In the United States, an estimated 30 million people over the age of 16 read no better than the average elementary school child.In Lee County, Fla., close to 82,000 adults are illiterate — either because they never learned to read/write, or because they don’t speak English.
That brings us to the impact of Literacy.
Literacy is the basis for all other education. Literacy is essential to eradicate poverty, improve infant mortality rates, address gender inequality and create sustainable development. Without literacy skills — the abilities to read, write, do math, solve problems and access and use technology — today’s adults will struggle to take part in the world around them and fail to reach their full potential as parents, community members and employees (ProLiteracy).
Adults Need Strong Literacy Skills. . . .

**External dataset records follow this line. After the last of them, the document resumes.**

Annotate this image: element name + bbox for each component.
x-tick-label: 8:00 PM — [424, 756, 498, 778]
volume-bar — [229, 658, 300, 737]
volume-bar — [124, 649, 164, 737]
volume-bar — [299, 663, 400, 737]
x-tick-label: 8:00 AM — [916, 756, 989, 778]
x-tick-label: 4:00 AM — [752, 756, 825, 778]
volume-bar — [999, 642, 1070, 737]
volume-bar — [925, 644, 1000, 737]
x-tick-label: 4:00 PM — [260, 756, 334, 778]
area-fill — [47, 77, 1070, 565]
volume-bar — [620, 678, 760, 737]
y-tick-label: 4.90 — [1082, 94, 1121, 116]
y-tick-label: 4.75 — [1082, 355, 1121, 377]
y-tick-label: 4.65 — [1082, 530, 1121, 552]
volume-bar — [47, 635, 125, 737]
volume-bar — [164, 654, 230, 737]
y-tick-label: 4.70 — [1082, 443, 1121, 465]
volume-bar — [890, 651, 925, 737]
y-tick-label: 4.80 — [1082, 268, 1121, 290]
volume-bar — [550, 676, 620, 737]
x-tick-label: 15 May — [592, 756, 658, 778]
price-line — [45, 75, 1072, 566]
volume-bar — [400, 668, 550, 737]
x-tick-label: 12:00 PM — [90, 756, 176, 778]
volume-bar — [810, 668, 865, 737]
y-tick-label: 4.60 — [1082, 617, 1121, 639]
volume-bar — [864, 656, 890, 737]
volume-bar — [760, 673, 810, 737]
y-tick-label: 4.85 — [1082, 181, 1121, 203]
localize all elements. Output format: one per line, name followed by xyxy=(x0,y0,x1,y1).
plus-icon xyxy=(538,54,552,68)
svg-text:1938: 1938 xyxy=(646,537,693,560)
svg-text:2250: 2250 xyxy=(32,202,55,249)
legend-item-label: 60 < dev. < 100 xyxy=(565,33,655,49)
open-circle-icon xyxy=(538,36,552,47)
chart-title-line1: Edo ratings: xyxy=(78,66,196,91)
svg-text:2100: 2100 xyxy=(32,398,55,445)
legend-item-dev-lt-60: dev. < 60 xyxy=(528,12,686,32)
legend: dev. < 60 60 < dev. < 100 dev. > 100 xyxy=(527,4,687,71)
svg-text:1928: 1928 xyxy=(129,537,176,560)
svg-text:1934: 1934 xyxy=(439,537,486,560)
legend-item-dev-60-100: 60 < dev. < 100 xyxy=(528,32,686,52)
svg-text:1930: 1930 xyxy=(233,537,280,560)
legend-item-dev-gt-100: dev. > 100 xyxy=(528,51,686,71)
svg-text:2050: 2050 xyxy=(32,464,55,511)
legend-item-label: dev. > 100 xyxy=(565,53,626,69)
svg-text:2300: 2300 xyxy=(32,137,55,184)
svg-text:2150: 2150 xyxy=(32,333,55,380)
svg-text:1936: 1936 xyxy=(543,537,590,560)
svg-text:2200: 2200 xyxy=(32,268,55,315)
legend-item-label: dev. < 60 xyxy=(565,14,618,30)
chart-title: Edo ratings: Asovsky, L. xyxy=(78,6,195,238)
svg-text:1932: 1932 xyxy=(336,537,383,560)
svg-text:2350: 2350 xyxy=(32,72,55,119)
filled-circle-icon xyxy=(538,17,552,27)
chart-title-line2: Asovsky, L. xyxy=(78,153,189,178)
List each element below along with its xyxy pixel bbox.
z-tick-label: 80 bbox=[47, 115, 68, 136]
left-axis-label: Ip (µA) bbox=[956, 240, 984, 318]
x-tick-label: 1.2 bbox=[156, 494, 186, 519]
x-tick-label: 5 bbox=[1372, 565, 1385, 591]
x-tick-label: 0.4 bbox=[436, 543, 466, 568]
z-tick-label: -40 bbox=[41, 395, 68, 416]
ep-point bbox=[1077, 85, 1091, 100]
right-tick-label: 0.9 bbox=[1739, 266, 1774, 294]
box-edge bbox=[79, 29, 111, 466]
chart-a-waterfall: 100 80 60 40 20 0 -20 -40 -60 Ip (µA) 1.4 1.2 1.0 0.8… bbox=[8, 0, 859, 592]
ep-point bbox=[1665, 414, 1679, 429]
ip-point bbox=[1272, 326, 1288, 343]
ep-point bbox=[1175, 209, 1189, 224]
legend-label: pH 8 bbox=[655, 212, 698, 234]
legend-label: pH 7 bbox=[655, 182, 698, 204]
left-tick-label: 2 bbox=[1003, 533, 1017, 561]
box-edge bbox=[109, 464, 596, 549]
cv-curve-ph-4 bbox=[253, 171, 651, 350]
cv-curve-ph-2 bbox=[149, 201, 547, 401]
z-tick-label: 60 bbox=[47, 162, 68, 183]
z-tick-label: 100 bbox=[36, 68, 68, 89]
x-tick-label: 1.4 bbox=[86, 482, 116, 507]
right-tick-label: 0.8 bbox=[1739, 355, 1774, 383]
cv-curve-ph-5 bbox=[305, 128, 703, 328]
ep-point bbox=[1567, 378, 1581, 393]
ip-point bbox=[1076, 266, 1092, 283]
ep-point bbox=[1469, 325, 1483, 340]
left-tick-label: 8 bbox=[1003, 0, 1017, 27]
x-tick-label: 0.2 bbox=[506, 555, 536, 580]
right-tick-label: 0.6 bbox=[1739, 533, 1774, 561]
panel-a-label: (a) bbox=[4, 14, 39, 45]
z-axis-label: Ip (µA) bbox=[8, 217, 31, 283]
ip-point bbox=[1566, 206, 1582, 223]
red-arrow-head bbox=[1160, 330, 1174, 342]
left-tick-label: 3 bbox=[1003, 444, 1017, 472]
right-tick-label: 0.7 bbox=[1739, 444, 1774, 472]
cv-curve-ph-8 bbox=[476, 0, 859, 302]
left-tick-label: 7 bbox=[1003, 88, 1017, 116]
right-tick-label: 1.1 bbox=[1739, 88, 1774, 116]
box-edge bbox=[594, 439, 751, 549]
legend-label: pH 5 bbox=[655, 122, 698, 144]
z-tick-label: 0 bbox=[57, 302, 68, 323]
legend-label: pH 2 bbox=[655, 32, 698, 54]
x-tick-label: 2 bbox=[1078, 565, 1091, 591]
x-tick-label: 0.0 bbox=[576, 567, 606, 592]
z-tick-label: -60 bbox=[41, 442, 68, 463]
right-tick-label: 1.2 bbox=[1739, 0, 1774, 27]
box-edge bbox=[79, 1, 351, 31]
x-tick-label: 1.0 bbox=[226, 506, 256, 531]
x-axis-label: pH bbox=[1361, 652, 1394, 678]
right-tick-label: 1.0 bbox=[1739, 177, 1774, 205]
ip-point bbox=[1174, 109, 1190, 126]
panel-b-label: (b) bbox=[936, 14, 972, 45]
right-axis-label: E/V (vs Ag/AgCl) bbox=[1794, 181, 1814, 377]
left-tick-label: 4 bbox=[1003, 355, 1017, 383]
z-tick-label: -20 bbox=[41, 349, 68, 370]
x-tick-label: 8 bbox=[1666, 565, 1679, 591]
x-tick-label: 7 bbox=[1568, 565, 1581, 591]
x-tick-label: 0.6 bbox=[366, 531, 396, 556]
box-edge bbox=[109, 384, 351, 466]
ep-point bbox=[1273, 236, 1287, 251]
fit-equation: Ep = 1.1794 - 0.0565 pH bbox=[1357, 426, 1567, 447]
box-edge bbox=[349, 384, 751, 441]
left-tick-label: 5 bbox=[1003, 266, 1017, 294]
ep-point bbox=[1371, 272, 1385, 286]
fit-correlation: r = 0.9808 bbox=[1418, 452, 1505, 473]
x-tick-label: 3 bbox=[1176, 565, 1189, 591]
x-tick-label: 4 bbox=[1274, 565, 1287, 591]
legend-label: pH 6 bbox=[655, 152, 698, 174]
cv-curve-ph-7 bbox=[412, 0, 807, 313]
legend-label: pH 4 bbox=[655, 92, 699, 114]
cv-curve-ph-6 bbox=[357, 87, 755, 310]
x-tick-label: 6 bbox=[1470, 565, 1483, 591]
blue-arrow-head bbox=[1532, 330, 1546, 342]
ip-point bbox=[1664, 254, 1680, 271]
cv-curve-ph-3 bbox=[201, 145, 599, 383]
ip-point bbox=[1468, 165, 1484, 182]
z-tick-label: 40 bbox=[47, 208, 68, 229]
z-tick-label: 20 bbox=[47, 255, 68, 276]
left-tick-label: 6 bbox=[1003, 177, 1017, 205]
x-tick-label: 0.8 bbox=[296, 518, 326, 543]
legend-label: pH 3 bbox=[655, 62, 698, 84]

- To raise children who have strong literacy skills. Learning to read begins when parents read to their children, buy their children books and encourage their children to read. Children who are not read to enter school less prepared for learning than other children. The essence of Family Literacy is that parents are supported as the first teachers of their children.
- To be good employees. Workers must be able to read safety regulations and warnings so they can stay safe on the job. They need to communicate clearly with their co-workers if they are to be productive.
- To keep themselves and their families healthy. Understanding a doctor’s orders, calculating how much medicine to take, reading disease-prevention pamphlets—are all ways adults can keep themselves and their families healthy. Research has found “extensive evidence that low literacy, poor health and early death are inexorably linked” (National Institute for Literacy, 1998).
- To be active in their communities, advocate for themselves and avoid human rights abuse. People must be aware of their rights in order to assert them. Low literacy adults are less likely to vote than strong readers.
- To avoid crime. There is a clear correlation between adult illiteracy and crime. According to the Alliance for Excellent Education, 70 percent of inmates admitted to Florida’s prison system in 2004-2005 were found to be functionally illiterate.